Authentication and Authorization

Authentication is centralized through Keystone (OpenStack), which implements token issuance, service catalog, and federated identity using SAML and protocols influenced by OAuth and OpenID Connect. Keystone enables integration with identity providers including Active Directory, LDAP, and corporate SAML providers used by NASA or Rackspace. Role-based access control aligns with practices seen at Netflix (company), Facebook, and Twitter for large-scale multi-tenant deployments.

Core Service APIs

Core APIs expose resources: instances via Nova (software), images via Glance (software), volumes via Cinder (software), objects via Swift (software), and networks via Neutron (software). Additional service APIs include orchestration via Heat (software), bare metal provisioning via Ironic (software), and container orchestration via Zun (OpenStack). Metrics and monitoring integrate with Prometheus, Grafana, and logging solutions like Elasticsearch, Logstash, and Kibana.

API Design and Versioning

OpenStack APIs adopt semantic versioning patterns and microversioning approaches reflected in projects like Nova (software), enabling incremental changes similar to strategies used by GitHub and Stripe.
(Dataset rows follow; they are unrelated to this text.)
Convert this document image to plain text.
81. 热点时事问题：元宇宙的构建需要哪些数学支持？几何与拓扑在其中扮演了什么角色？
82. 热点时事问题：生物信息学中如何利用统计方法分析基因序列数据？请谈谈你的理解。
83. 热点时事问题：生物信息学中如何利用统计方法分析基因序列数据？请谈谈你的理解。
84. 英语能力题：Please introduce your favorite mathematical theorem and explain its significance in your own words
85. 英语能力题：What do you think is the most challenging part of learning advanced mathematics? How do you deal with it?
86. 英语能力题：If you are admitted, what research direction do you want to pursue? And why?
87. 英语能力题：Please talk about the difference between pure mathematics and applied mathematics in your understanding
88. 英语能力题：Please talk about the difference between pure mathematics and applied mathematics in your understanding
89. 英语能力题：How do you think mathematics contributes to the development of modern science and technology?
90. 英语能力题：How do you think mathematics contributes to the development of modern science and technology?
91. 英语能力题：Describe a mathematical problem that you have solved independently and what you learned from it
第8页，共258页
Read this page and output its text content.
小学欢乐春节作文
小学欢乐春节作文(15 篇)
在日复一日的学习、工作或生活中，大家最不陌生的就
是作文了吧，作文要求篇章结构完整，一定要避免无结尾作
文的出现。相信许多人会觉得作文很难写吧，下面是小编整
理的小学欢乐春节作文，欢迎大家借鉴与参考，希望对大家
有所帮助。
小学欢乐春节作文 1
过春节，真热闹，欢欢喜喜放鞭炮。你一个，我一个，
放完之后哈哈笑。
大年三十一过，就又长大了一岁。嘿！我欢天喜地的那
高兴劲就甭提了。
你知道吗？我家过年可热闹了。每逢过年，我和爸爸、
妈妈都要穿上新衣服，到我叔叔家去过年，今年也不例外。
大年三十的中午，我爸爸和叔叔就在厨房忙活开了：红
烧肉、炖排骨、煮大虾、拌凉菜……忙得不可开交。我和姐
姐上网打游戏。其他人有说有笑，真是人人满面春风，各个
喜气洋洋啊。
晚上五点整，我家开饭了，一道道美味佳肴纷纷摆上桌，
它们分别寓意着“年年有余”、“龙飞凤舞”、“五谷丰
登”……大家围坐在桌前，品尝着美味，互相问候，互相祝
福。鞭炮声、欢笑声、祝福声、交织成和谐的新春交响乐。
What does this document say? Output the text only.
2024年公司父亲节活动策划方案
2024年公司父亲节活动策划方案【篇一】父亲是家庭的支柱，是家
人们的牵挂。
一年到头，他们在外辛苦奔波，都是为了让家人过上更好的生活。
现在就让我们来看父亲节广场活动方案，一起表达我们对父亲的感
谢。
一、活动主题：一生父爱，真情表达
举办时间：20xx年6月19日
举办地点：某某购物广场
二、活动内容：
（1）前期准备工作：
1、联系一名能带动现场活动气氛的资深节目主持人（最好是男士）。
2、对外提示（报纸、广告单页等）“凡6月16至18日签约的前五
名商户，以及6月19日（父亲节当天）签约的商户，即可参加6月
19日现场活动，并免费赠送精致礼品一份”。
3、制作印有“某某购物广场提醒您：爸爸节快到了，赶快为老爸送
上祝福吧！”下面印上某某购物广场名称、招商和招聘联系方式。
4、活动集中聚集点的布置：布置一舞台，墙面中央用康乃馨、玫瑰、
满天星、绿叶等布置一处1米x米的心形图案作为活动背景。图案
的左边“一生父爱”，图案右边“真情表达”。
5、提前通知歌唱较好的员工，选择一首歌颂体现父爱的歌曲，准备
API design uses RESTful resources, JSON payloads, and HTTP status codes consistent with practices promoted by Roy Fielding and adopted by Dropbox (service), Slack Technologies, and Pinterest. Version management facilitates compatibility for clients maintained by vendors like Red Hat and Canonical.

Client Libraries and SDKs

Client SDKs exist in languages such as Python, Go, Java, Ruby, and JavaScript, with upstream SDKs maintained by contributors including OpenStack Foundation, Red Hat, Canonical, and community members from IBM. Popular tooling includes python-openstackclient, os-client-config, and SDKs used by orchestration tools like Terraform (software) and configuration systems such as Ansible. Language ecosystems for SDKs mirror those of Google, Amazon, and enterprise SDKs from Microsoft.

Security, Rate Limiting, and Best Practices

Security practices recommend TLS as used by Let’s Encrypt, mutual TLS patterns seen at Apple Inc., and secrets management using systems like HashiCorp Vault. Rate limiting and API throttling strategies take cues from Twitter and GitHub to protect multi-tenant clouds. Best practices include RBAC via Keystone (OpenStack), auditing with Auditd-style tooling, vulnerability scanning with OpenSCAP, and compliance workflows inspired by NIST and ISO/IEC 27001 frameworks. Operators often follow deployment patterns from Red Hat, Canonical, and Mirantis to ensure hardened, scalable API endpoints.